O roteiro é assinado pelo premiado escritor angolano José Eduardo Agualusa, a
partir de uma ideia original de Barahona, que corroteiriza. A trilha sonora é do
brasileiro Philippe Seabra, fundador da banda Plebe Rude, e em uma das faixas
Milton Nascimento empresta sua voz. Exibido em festivais como IndieLisboa,
Mostra Internacional de Cinema de São Paulo e Festival de Cinema Brasileiro de
Paris, chega aos cinemas pela Pandora Filmes.
Família
Diretor queer, Francesco
Costabile realiza aqui seu trabalho mais pessoal, um filme que é um grito de
socorro, inspirado em um complexo caso real. O jovem Luigi Celeste mora com a
mãe e o irmão mais velho no subúrbio de Roma. O pai, Franco, está preso há nove
anos, e a família rompeu o contato com ele, por ser um homem violento, que batia
na esposa e ameaçava os filhos desde pequenos. Só que Franco sai da cadeia após
cumprir a pena e tenta se reconciliar com a família, mas Luigi volta a sofrer
os traumas da infância abusada. Sempre isolado, Luigi, como maneira de extravasar
as tensões, entra em um grupo secreto de skinheads, que prepara uma série de ataques
contra diversas minorias. Drama e suspense se intercalam num filme cult de
primeira linha, numa história que dura 20 anos na vida dos personagens, entre
os anos 90 e 2010 – são dois momentos, a primeira parte com a família em crise
e as crianças pequenas, depois com os filhos crescidos e o pai preso, num
ambiente marcado por traumas e dores, de abuso psicológico, de violência
doméstica.

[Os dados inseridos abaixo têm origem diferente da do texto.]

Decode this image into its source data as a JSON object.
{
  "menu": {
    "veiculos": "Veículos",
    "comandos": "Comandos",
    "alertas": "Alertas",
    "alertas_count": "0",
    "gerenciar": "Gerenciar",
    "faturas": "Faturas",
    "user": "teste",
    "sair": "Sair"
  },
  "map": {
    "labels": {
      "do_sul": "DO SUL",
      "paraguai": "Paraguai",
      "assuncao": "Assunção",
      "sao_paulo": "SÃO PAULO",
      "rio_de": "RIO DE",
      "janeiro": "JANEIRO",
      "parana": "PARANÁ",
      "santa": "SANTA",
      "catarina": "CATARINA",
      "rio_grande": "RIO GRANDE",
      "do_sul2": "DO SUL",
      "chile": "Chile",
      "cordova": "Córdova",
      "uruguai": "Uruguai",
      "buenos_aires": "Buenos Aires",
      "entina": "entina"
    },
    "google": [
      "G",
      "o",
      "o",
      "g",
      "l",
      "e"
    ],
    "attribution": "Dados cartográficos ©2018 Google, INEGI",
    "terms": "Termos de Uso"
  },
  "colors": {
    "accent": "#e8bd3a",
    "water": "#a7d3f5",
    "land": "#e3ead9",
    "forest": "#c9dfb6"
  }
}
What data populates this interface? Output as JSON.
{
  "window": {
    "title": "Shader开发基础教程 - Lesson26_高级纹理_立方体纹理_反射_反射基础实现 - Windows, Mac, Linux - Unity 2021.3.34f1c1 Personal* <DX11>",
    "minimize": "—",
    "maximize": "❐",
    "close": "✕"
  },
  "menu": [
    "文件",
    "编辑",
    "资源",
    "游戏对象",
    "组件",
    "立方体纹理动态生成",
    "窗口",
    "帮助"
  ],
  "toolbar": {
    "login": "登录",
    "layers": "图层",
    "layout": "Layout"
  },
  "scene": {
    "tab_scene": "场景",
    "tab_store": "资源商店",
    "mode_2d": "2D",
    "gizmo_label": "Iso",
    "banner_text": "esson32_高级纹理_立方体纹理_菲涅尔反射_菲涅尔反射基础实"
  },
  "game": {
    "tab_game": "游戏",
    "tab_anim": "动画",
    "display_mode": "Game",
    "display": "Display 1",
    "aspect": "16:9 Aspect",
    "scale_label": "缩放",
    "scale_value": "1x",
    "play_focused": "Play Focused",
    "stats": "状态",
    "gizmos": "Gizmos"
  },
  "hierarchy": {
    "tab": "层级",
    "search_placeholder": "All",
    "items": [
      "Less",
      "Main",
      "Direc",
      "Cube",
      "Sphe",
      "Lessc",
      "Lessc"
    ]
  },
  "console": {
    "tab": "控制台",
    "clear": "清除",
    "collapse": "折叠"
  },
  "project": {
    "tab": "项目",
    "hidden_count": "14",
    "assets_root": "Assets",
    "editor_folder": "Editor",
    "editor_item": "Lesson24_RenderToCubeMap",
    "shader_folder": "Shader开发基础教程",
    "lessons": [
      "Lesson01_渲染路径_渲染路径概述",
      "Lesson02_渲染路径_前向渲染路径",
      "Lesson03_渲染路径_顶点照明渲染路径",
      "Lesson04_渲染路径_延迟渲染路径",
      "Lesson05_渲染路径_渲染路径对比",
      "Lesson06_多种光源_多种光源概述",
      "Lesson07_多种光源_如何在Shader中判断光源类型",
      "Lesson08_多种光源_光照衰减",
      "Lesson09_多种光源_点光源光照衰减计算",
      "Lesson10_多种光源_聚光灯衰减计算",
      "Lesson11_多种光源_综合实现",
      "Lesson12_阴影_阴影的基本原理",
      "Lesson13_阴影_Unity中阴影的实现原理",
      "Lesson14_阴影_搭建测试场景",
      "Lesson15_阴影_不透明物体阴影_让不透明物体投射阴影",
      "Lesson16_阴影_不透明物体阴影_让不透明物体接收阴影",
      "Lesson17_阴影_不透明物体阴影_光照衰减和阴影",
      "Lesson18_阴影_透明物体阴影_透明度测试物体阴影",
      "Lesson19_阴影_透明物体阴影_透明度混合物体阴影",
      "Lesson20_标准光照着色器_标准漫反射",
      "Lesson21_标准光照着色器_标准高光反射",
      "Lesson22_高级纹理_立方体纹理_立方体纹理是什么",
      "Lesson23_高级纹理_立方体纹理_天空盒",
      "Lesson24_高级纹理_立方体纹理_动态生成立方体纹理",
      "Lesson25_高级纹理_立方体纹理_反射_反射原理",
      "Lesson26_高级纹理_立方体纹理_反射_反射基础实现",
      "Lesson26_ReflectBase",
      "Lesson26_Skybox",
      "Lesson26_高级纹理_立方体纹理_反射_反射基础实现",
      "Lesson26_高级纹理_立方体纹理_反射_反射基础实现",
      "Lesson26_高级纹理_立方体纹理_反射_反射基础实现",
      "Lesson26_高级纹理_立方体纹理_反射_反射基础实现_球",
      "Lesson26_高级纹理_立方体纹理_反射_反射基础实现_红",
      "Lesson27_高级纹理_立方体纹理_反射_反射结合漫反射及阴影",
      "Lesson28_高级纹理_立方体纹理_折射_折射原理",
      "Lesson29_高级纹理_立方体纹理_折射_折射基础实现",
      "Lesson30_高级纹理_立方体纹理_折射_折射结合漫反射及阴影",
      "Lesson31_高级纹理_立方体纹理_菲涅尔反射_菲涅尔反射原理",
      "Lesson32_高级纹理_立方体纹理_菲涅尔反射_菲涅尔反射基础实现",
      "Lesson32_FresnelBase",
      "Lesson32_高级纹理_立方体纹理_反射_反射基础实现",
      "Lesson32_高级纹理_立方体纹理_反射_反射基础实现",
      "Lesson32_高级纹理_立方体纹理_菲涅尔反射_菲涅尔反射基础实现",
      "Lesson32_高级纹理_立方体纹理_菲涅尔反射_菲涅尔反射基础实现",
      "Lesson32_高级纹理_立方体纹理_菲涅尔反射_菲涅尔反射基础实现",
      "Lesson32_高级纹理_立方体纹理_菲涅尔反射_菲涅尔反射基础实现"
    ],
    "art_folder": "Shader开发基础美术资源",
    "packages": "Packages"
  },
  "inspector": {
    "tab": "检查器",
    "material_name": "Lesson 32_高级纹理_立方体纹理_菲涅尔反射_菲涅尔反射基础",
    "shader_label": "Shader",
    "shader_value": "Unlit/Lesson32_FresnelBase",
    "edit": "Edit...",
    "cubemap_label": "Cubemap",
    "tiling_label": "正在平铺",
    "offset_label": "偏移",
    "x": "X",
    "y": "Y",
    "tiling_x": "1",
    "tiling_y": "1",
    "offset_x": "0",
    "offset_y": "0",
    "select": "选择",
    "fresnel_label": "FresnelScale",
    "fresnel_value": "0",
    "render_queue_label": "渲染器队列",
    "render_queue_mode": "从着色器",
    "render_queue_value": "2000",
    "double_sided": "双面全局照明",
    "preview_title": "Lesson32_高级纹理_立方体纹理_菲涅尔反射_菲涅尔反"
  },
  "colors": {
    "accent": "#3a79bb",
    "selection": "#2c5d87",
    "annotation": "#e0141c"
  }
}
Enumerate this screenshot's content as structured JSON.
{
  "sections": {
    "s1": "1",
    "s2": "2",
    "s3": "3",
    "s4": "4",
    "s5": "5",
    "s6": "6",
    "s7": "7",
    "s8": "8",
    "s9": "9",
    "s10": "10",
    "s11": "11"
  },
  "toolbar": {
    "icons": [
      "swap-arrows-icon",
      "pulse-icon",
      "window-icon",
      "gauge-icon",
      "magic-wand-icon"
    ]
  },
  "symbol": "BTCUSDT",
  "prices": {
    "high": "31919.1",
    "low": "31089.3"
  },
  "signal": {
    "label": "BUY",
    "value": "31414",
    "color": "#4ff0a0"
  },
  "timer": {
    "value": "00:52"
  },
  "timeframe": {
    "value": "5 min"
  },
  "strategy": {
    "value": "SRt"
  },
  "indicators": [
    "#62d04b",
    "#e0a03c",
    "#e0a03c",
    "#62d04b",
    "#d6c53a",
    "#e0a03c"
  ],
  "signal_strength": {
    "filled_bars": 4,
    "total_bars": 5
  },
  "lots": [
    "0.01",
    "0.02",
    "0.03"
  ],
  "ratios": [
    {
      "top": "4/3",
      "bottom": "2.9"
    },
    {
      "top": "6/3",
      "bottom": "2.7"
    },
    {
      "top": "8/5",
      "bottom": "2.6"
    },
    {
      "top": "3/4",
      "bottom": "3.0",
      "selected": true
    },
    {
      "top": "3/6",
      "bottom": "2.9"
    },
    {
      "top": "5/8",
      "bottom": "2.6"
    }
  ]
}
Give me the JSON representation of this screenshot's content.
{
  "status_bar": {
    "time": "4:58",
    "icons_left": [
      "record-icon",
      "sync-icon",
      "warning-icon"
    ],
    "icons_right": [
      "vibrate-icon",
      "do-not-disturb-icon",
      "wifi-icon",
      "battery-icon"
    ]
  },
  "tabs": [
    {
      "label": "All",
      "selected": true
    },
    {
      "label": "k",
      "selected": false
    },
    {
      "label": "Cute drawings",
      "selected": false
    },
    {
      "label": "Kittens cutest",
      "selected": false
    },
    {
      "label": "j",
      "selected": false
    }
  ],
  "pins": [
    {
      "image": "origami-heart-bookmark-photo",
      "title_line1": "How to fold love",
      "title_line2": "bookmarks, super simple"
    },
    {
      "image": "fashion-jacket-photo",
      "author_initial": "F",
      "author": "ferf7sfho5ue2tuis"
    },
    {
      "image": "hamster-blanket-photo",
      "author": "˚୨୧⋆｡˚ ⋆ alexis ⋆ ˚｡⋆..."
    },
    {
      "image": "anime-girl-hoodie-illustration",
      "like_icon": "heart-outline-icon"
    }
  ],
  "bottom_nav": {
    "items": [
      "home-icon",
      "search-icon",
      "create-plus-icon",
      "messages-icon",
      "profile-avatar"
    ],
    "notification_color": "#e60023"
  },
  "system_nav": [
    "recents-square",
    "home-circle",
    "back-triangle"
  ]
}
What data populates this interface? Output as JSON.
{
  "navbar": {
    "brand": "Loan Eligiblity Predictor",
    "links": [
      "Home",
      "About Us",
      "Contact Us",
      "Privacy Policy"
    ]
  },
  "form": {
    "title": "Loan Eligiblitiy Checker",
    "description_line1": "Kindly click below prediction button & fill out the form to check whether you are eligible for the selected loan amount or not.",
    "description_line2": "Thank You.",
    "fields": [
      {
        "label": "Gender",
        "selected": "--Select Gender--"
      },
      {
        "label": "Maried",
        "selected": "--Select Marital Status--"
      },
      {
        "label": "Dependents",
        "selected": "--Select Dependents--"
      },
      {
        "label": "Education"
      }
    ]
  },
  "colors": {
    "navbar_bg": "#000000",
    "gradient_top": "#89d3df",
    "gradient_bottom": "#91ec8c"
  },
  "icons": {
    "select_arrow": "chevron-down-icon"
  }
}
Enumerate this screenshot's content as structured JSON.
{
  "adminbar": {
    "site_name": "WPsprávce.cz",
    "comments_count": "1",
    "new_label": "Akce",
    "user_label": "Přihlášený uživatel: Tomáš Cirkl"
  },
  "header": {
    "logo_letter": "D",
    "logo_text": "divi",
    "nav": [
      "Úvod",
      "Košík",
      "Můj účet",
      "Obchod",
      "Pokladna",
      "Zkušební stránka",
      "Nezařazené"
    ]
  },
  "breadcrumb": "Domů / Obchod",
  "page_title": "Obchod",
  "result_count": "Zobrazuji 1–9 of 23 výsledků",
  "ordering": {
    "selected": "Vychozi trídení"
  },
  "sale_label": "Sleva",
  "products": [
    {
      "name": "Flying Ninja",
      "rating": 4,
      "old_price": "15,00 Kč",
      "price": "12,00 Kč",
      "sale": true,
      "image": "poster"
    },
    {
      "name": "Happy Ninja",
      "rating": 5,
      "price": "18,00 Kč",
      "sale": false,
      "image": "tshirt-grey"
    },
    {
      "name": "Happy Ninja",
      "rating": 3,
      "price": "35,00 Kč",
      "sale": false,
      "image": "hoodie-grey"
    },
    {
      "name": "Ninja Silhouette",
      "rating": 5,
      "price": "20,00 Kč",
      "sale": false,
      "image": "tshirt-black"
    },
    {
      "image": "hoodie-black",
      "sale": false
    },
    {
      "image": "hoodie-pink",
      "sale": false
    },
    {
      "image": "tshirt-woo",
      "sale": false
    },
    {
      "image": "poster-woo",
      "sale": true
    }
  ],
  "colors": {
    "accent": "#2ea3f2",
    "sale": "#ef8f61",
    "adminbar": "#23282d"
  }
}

É nessa parte que entra outro tema no filme, as organizações
skinheads na Itália durante uma nova onda de neofascismo, quando o protagonista
passa a integrar um dos movimentos extremistas. ‘Família’ (2024) é um filme
duro, pesado, com resoluções difíceis. Venceu seis prêmios no Festival de
Veneza, na Mostra Orizzonti, dentre eles melhor filme e melhor ator, o
protagonista, o jovem de 22 anos que dá um show, Francesco Gheghi. Indicado ainda
a oito prêmios no David di Donatello, o Oscar italiano, e exibido no Festival
do Rio do ano passado. Todo o elenco está formidável, em especial os
integrantes da família Celeste, com destaque para Francesco Gheghi, o Luigi, Barbara
Ronchi como a mãe, Licia, Francesco Di Leva, o pai abusador, e Tecla Insolia,
como Giulia, a namorada de Luigi. Inspirado no livro autobiográfico de Luigi
Celeste, ‘Non sarà sempre così: La mia storia di rinascita e riscatto dietro le
sbarre’. É da Imovision e está disponível na plataforma de streaming dela em
parceria com o cinema Reserva Cultural, o Reserva Imovision.